Raleigh, N.C. — An industry-backed proposal to limit local regulation of small cell tower installation is moving ahead in the North Carolina House, but the latest version preserves some local oversight.
House Bill 310, Wireless Communications Infrastructure Siting, would allow the wireless industry to mount the arrays, which are similar to booster antennas, on public structures in the right of way, like utility poles. The arrays could be as large as 6 cubic feet – twice the size of the Federal Communications Commission's current guidelines – although backers point out the FCC is still in the process of rule-making on that issue.
Wireless companies say the arrays are necessary to bring 5G speeds to North Carolina. AT&T lobbyist Trey Rabon told the House Energy and Utilities Committee on Thursday that mobile data usage has increased 250,000 percent over the past decade.
"This is critical technology as we see a preponderance of data growing across our network," Rabon said.
Sprint lobbyist Thomas Moore said wireless providers will spend billions of dollars upgrading infrastructure over the next few years, and the legislation would encourage them to invest more of it in North Carolina.
"This is going to create a lot of jobs," Moore said. "It’s also going to create a lot of opportunity to use this technology in jobs."

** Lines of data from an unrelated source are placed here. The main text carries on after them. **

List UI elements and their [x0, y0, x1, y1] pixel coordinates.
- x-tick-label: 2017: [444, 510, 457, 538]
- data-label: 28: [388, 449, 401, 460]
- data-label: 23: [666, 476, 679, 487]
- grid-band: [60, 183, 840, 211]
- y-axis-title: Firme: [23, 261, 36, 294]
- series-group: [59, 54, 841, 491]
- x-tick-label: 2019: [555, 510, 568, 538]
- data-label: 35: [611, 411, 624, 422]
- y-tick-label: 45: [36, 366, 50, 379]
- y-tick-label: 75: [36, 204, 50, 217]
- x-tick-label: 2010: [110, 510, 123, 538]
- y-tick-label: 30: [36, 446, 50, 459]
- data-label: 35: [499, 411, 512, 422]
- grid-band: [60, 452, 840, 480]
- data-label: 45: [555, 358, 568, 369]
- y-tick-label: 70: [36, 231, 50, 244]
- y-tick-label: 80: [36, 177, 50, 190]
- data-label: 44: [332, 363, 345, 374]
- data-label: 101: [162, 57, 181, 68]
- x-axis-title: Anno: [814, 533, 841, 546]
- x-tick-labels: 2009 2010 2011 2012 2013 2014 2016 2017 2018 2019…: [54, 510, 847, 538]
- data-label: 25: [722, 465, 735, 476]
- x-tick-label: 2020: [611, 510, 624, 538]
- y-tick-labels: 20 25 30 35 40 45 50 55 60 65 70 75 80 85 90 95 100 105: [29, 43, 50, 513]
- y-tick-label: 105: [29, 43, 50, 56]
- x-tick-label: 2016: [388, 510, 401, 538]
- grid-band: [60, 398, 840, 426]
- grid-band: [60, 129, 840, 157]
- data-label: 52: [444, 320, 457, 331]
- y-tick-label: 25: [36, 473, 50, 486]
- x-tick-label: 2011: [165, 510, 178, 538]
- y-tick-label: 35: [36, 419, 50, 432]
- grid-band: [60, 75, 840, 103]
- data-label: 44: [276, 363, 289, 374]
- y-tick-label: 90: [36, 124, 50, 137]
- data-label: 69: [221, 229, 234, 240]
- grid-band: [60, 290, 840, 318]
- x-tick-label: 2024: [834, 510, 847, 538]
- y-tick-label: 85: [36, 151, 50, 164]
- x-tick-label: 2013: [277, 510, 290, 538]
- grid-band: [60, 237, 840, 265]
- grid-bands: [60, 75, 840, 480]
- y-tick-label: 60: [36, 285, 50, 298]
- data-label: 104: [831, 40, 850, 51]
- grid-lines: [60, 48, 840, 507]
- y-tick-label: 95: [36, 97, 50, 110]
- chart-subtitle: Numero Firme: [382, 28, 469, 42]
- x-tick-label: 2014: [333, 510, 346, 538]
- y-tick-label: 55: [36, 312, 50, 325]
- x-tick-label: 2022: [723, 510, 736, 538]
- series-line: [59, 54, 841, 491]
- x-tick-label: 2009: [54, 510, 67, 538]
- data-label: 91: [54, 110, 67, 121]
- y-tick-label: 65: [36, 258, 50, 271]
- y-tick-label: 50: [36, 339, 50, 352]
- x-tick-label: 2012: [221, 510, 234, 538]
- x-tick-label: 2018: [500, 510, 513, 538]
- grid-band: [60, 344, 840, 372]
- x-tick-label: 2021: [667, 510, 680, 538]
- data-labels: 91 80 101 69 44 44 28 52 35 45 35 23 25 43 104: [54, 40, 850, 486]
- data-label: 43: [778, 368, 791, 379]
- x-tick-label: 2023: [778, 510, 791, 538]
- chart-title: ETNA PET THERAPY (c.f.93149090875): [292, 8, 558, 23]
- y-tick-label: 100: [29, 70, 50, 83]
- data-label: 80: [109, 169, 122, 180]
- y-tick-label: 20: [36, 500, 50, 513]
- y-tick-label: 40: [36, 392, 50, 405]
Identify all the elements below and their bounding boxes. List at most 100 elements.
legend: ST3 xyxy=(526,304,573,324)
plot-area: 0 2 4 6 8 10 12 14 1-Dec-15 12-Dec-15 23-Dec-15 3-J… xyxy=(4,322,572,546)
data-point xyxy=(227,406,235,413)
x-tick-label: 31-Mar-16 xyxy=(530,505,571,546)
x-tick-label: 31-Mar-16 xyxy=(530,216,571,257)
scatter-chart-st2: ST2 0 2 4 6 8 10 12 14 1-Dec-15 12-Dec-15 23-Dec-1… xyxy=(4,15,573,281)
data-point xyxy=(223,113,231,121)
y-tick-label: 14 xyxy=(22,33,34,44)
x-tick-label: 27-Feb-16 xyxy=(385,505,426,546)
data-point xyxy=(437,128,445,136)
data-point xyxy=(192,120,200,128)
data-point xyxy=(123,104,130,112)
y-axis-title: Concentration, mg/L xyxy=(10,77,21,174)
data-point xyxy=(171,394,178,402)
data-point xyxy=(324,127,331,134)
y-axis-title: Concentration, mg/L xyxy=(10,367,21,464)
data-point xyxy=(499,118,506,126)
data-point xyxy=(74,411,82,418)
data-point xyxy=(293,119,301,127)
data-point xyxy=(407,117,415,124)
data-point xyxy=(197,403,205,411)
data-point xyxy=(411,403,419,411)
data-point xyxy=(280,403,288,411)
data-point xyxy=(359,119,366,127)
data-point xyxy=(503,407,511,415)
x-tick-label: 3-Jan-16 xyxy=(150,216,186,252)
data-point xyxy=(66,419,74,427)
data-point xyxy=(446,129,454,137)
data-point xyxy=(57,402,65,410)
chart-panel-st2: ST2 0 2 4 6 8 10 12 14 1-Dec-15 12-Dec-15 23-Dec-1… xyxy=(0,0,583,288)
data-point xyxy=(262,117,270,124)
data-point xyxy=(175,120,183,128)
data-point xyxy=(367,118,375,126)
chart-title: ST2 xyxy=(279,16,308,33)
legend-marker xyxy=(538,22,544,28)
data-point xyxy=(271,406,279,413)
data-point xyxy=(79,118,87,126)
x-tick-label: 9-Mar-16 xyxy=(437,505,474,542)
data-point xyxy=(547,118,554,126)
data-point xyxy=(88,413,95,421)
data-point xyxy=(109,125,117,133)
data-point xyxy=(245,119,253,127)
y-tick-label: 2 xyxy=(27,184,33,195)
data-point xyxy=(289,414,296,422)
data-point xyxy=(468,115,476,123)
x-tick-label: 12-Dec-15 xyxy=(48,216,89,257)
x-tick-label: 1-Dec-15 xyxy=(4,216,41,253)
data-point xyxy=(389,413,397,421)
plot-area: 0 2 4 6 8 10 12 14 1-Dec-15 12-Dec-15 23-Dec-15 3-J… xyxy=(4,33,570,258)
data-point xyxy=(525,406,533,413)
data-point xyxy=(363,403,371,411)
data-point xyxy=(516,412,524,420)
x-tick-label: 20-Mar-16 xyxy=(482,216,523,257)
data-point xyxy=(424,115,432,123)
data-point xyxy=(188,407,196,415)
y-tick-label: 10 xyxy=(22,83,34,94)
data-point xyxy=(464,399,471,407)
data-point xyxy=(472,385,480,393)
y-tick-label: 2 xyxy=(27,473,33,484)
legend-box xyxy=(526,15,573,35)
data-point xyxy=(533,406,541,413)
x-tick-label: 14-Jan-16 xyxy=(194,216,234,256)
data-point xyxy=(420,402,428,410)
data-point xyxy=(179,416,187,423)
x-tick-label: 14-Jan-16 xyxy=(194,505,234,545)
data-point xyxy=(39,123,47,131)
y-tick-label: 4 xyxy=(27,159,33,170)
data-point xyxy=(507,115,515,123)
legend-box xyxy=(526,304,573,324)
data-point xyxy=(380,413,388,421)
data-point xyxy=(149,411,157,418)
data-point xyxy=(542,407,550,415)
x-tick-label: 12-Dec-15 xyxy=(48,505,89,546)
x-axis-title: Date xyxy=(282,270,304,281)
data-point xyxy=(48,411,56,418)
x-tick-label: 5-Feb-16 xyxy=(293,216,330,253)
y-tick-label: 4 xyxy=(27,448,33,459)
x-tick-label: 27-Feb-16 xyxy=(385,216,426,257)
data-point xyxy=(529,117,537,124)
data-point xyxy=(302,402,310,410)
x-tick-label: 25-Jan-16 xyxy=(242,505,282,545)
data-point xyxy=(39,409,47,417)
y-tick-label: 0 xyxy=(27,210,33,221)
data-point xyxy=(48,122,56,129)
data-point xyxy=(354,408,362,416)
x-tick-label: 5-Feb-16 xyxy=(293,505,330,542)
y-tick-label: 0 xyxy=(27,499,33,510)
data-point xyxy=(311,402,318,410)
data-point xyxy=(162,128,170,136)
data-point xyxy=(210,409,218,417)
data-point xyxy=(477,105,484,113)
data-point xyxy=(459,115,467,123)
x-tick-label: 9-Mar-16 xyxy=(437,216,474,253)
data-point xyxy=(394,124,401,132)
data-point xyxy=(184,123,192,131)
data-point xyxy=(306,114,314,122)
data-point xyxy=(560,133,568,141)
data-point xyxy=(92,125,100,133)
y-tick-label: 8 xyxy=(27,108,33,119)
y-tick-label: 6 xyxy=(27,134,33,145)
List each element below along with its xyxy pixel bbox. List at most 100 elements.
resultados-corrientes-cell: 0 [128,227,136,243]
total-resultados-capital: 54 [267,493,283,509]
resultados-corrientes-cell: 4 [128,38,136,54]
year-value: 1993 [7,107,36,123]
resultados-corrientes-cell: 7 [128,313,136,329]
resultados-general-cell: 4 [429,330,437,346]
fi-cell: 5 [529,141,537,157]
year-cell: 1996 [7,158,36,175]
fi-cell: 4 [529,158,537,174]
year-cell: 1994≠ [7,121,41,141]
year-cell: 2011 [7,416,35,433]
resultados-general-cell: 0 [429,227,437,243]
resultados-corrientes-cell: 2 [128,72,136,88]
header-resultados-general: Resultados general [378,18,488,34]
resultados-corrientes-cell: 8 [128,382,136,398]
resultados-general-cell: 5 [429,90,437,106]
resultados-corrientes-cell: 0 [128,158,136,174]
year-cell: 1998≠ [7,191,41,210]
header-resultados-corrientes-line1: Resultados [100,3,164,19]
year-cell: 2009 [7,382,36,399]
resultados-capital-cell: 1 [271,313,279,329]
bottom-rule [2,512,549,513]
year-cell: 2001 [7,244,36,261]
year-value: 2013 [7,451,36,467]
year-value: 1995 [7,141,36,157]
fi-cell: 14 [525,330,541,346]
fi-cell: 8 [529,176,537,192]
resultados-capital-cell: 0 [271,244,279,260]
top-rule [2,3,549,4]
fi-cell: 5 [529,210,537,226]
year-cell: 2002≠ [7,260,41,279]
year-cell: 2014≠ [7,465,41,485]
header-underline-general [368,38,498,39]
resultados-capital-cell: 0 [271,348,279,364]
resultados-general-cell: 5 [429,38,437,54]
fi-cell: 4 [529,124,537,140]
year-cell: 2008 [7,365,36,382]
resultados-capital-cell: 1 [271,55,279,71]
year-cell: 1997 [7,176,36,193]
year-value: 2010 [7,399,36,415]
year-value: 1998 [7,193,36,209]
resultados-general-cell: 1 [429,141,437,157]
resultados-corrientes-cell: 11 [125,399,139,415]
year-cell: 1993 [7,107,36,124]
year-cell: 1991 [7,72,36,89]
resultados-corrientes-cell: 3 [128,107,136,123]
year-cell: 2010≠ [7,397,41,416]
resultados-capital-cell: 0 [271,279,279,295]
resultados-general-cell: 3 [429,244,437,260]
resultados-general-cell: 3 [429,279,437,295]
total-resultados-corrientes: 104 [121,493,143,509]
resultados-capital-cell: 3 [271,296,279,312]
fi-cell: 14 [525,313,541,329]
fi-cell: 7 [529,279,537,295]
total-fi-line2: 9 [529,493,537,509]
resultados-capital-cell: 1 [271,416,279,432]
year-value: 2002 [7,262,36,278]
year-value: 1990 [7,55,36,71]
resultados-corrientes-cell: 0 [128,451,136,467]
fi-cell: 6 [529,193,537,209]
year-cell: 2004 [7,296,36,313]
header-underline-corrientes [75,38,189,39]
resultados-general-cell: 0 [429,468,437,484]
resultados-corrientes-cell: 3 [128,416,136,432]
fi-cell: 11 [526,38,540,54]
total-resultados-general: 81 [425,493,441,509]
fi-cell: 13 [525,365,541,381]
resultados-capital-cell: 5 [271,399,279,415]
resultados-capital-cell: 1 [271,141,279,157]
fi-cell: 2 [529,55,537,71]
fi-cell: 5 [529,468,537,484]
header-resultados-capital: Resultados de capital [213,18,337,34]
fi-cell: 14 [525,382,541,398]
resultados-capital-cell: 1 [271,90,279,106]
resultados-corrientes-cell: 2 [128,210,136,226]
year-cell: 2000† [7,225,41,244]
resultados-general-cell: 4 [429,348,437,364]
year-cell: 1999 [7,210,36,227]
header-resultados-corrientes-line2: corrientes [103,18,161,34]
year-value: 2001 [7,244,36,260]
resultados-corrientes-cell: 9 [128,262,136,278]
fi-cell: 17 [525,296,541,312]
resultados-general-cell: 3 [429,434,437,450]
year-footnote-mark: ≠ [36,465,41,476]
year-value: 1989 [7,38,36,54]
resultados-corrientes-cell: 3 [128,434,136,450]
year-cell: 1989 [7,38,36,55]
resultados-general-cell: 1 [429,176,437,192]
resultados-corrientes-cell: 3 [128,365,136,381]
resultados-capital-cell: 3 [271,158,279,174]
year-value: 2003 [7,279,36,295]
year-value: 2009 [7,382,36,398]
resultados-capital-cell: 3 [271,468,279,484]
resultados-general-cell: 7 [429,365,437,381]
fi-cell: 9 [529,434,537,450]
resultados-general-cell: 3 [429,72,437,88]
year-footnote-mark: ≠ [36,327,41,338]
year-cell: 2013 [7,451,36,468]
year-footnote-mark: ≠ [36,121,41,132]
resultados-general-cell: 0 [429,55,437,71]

Sponsor Rep. Jason Saine, R-Lincoln, said education, health care and public safety would all benefit from faster and more pervasive broadband, adding that it will enable smart-grid and "smart city" technology as well.
Earlier versions of the measure would have banned cities from exercising zoning or other authority to deny a permit for an array. After what Saine termed "intensive negotiations," the compromise version out Thursday would give local governments more say in the matter, from zoning and design standards to community aesthetics.
"Cities have a right to rule their areas as well," Saine said "We’ve tried to bring everyone to a happy place."
The North Carolina League of Municipalities had originally opposed the bill, but spokeswoman Erin Wynia said its position is now neutral, although she referred to "outstanding questions about the public benefit that will accrue to taxpayers for allowing these companies to use the public right of way."
Several citizens urged the committee to either defeat the bill or turn it into a study.
Mary Anne Tierney, representing advocacy group Environmental Health Trust, told the committee that microwave radiation is known to cause cancer and said the frequency that 5G arrays will use is "millimeter-wave radiation," which she said could burn skin.
"Ugly small cell towers will irradiate most every home in North Carolina, including yours, with millimeter-wave radiation 24/7 without your understanding or consent," Tierney told lawmakers.
Moore, the Sprint lobbyist, responded that a study by national industry group CTIA found the radiation that would be emitted from small cell towers "is less than a laptop and less than a cordless phone."
Laura Combs, a private citizen, echoed Tierney's health concerns.
"I don’t think most citizens realize what’s coming. We’re going to have millions of these 5G towers. It will change the landscape," Combs told lawmakers. "The private citizens and what happens in their home needs to be considered.
"You will hear a whole bunch of pushback on this," Combs predicted. "Please do a study bill. Please stop and think."
Rep. Jeff Collins, R-Nash, responded by citing two peer-reviewed, non-industry studies by European researchers that found no connection between wireless device radiation and cancer.
"This shouldn't be surprising to anyone who understands radiation," Collins added.
The bill passed easily on a bipartisan voice vote and now goes to the House Finance Committee.